Enquanto o Brasil tentava vender ao mundo uma imagem de potência humanitária, a internet tinha outros planos. O tal Jogo da Paz de 2004 — aquela goleada de 6 a 0 sobre o Haiti em plena Porto Príncipe, com direito a show de Ronaldinho Gaúcho — virou meme eterno nas redes. Afinal, nada diz "estabilização" como meter meia dúzia de gols em seleção de país em crise, né? A CBF e o Exército até hoje reverenciam a partida como gesto de solidariedade. Solidariedade que, convenhamos, deixou os haitianos com mais gols sofridos que pontos de esperança.

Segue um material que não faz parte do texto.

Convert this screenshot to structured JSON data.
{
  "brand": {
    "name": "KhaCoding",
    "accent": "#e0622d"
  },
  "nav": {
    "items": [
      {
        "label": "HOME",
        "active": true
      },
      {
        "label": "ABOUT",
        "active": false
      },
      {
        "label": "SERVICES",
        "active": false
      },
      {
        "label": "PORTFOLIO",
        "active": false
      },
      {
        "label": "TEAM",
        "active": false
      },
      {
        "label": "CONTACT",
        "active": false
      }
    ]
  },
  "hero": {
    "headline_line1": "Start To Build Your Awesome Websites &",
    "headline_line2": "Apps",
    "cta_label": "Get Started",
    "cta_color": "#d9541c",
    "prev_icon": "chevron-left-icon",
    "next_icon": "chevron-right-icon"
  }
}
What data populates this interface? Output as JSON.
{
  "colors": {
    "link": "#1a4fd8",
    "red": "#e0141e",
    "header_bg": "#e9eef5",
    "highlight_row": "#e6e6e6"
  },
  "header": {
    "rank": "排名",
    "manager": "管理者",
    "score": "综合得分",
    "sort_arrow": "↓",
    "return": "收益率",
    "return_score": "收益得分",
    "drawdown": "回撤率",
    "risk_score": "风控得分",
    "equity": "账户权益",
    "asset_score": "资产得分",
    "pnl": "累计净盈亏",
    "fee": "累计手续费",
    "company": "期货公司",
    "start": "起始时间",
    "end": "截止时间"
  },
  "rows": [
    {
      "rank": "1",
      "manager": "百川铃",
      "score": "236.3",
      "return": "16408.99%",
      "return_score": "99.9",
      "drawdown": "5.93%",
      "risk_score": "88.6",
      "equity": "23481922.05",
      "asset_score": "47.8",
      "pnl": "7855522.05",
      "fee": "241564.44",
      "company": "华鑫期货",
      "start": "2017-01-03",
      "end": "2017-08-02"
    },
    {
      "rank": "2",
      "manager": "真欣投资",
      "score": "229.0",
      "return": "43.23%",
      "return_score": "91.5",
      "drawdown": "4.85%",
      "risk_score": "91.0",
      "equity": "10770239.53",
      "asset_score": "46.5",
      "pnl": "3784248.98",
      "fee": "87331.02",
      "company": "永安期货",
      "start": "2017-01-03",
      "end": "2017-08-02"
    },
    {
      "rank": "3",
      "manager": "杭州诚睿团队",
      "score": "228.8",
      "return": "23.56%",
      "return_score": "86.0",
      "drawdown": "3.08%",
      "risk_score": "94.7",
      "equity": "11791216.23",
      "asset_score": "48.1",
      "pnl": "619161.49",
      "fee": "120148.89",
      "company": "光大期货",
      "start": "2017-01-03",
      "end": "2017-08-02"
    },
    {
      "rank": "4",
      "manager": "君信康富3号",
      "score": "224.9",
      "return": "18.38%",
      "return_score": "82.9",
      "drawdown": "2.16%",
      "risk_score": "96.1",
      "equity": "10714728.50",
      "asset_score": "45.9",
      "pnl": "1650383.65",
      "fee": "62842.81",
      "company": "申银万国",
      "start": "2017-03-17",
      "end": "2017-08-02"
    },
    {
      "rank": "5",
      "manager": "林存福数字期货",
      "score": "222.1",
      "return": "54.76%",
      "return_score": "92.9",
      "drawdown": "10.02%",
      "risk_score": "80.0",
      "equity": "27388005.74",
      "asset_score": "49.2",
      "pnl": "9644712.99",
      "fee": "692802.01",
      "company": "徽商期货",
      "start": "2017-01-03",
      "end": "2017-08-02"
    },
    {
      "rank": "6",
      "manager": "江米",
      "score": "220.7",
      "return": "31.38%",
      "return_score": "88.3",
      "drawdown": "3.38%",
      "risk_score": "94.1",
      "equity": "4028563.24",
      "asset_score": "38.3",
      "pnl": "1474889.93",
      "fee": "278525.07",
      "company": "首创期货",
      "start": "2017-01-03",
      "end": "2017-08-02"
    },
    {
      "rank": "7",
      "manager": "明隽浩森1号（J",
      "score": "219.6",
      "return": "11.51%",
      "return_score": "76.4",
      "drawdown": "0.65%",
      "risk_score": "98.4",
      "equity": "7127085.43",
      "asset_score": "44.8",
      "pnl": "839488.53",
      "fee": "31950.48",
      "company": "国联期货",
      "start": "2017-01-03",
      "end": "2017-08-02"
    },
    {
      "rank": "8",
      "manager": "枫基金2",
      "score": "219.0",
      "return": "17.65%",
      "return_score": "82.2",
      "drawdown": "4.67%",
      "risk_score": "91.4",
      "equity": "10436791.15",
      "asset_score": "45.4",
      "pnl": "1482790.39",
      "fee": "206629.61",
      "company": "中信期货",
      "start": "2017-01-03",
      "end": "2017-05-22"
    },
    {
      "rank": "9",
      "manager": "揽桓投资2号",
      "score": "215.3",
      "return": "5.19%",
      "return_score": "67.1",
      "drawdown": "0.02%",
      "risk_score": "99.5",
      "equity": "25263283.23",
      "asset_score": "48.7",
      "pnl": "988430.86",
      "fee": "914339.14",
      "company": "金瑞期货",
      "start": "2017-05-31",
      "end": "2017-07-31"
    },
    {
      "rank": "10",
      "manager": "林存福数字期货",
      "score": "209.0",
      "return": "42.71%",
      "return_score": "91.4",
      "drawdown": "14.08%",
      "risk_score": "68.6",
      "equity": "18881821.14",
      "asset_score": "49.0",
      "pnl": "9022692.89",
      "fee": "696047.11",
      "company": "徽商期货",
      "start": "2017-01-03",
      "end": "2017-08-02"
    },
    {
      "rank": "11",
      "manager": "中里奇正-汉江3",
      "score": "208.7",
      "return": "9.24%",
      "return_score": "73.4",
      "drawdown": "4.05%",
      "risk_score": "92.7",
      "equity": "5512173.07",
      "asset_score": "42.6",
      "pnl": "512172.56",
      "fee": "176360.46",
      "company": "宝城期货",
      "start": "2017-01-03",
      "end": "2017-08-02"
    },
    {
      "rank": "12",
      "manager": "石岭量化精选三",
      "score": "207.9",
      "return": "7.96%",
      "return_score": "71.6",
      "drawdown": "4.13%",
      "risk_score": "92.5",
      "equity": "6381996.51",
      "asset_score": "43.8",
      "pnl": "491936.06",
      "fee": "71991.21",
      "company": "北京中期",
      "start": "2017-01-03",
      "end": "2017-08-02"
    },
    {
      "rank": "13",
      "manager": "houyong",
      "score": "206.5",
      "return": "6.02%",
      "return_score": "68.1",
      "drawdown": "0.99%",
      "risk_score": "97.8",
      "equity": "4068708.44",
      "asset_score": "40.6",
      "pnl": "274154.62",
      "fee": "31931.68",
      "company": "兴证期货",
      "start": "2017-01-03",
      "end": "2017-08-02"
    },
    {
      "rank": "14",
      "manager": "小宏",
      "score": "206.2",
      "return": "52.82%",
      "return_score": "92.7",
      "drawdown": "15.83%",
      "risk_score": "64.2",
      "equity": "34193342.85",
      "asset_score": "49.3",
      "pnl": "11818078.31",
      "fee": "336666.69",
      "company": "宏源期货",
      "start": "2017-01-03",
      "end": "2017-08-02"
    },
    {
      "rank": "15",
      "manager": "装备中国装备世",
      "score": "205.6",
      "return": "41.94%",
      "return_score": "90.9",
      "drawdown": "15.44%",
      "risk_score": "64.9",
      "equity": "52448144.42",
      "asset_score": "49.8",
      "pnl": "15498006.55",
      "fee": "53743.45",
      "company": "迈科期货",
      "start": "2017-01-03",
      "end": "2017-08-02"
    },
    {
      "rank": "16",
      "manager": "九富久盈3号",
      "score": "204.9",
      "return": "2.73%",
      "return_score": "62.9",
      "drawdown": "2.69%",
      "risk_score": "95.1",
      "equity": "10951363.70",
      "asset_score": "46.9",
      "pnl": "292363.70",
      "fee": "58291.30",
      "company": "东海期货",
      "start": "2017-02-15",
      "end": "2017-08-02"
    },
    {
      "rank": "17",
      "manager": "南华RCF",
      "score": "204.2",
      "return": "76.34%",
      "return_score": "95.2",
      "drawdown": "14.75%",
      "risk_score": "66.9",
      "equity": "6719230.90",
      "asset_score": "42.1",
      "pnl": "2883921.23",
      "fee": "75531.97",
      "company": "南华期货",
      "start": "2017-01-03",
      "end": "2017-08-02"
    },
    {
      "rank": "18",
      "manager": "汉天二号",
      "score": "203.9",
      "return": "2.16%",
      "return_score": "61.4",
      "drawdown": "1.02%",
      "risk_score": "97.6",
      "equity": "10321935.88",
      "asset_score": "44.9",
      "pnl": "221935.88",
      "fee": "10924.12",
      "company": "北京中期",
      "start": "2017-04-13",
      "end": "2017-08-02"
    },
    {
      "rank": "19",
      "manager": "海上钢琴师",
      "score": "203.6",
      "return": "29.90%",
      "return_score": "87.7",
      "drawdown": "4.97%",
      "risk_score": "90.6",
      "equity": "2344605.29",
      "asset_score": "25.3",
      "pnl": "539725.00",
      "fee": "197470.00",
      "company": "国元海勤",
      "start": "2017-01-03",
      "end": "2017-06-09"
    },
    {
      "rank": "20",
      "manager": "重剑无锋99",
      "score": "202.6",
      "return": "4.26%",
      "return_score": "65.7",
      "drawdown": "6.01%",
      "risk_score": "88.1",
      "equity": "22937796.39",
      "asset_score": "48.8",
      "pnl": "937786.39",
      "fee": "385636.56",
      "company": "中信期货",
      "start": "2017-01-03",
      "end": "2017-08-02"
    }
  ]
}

Do campo às denúncias: a outra face da missão

Mas se nas timelines o tom é de deboche com o futebol, nos fóruns de ativismo a conversa é bem outra. A MINUSTAH — essa missão de paz que durou de 2004 a 2017 — carrega um histórico que o Exército Brasileiro preferiria enterrar junto com os tweets antigos. Milhares de denúncias de abusos, repressão a manifestações populares e, o ápice, a epidemia de cólera de 2010 ligada a esgotos de uma base nepalesa da missão. A Organização das Nações Unidas ainda teve a decência de anunciar que não indenizaria as vítimas. Gestão de crise no estilo "se vira aí, Haiti".

O senador haitiano Jean Charles Moise já havia resumido a farra em 2014: pediu ao Brasil que trocasse "tanques de guerra por tratores agrícolas". A internet, claro, adora ignorar essa parte. Prefere os vídeos do Lula comemorando o jogo, ou as fotos de soldados brasileiros posando com crianças. O que não falta é material pra montar aquele discurso lacrador de "ajuda humanitária" — só esquecem de mencionar que 65% dos haitianos eram contra a ocupação, segundo estudo da Universidade de Colúmbia em 2012.

Hoje, com o general Carlos Alberto dos Santos Cruz — ex-comandante da missão — virando figura política nacional, as redes revisitam o tema com frequência renovada. Tem quem defenda a operação como sucesso diplomático; tem quem lembre que o mesmo general que pacificava Porto Principe depois virou ministro do Bolsonaro. A vida imita a timeline, e a timeline não perdoa.